Assessment and Prediction of LULC and LST Changes Using Remote Sensing and CA-ANN Algorithm: a Study from Porto Alegre, Brazil
摘要
Urban expansion in subtropical metropolitan regions intensifies land use/land cover (LULC) transformations and alters land surface temperature (LST) dynamics, directly affecting urban climate resilience and environmental sustainability. This study evaluates historical LULC and LST changes (1995–2017) and predicts future scenarios (2028–2039) in Porto Alegre, southern Brazil, using Landsat imagery integrated with a Cellular Automata–Artificial Neural Network (CA-ANN) model implemented in the MOLUSCE platform. LULC maps were generated using supervised Maximum Likelihood Classification. Model validation achieved an overall accuracy of 77.6% with a Kappa coefficient of 0.66, indicating moderate agreement. LST validation resulted in an overall accuracy of 74.67% and a Kappa coefficient of 0.64. The results reveal a continuous expansion of built-up areas accompanied by an increase in higher LST classes, highlighting the spatial coupling between urban growth and surface thermal intensification. Beyond reproducing historical dynamics, the CA-ANN model demonstrated satisfactory predictive performance in capturing spatial transition patterns based on past urbanization trends.

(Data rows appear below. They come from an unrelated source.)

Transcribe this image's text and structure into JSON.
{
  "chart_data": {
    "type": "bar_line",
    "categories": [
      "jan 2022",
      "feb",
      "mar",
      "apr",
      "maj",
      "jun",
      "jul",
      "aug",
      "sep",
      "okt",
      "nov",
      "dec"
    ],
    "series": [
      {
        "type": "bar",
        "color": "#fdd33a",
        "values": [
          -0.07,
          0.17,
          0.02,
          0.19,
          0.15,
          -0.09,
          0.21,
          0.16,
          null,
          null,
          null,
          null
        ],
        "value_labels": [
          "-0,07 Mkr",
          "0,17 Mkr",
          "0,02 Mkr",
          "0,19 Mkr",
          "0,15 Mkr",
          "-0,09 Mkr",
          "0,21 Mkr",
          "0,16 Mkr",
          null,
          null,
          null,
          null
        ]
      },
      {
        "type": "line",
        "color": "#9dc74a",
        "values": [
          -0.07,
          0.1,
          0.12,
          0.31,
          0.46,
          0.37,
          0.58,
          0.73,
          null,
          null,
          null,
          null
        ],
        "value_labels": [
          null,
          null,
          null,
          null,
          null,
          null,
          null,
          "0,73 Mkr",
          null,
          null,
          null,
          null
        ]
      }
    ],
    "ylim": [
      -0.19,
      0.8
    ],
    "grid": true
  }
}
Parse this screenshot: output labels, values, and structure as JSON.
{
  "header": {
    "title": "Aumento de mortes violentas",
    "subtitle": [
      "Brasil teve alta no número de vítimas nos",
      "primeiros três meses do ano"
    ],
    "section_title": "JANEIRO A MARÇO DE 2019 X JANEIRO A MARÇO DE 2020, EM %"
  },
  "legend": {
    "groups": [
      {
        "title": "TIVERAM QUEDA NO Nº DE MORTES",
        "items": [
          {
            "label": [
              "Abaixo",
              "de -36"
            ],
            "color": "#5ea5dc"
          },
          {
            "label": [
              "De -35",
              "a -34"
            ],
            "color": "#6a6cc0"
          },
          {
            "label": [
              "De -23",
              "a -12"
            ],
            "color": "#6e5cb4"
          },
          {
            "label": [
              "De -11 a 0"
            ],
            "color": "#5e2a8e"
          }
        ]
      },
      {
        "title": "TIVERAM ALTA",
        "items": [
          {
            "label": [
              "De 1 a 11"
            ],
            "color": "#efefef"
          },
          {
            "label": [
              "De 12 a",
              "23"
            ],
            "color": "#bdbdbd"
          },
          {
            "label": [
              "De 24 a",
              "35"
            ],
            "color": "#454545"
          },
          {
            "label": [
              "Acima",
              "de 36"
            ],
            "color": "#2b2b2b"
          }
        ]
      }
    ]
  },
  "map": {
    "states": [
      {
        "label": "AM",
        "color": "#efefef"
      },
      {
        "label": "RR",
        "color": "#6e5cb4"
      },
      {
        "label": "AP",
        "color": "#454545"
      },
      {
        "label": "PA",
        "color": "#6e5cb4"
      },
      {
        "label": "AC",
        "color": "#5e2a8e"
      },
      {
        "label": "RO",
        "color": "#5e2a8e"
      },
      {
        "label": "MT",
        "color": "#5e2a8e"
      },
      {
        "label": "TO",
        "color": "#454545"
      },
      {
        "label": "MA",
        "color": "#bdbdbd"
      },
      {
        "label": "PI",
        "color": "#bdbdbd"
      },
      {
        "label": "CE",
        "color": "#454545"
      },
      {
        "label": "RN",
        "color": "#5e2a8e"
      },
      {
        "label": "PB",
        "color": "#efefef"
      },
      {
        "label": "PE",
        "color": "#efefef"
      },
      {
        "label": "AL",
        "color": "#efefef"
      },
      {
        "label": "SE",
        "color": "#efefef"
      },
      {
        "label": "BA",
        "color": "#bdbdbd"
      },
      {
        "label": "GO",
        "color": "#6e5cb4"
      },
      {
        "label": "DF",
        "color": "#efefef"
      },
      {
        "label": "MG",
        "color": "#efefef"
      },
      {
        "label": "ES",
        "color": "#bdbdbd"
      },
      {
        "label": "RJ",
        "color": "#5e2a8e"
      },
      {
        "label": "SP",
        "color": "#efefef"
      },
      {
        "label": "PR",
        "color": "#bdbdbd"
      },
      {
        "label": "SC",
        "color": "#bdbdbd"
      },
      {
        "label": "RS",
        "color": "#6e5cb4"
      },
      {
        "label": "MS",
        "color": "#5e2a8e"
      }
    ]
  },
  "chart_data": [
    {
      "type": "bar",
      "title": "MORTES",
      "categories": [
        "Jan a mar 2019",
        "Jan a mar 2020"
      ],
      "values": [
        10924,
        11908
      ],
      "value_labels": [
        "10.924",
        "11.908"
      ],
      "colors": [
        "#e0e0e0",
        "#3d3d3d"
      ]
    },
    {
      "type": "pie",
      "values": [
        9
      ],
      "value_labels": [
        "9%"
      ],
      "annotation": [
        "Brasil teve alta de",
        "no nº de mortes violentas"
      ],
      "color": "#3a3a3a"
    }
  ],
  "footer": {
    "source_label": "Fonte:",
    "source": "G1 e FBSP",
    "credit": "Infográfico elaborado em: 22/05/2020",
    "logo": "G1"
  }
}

The proposed framework advances existing LULC–LST modeling approaches by integrating categorical thermal dynamics within a CA-ANN simulation environment, enabling the simultaneous assessment of land transition processes and thermal pattern evolution. Unlike many previous studies that analyze LULC and LST separately or focus only on land transition modeling, this integrated approach explicitly links thermal dynamics with urban expansion processes. By applying this framework to a humid subtropical metropolitan region in South America, this study provides spatially explicit projections of both land cover change and associated thermal dynamics, supporting climate-sensitive urban planning and long-term mitigation strategies.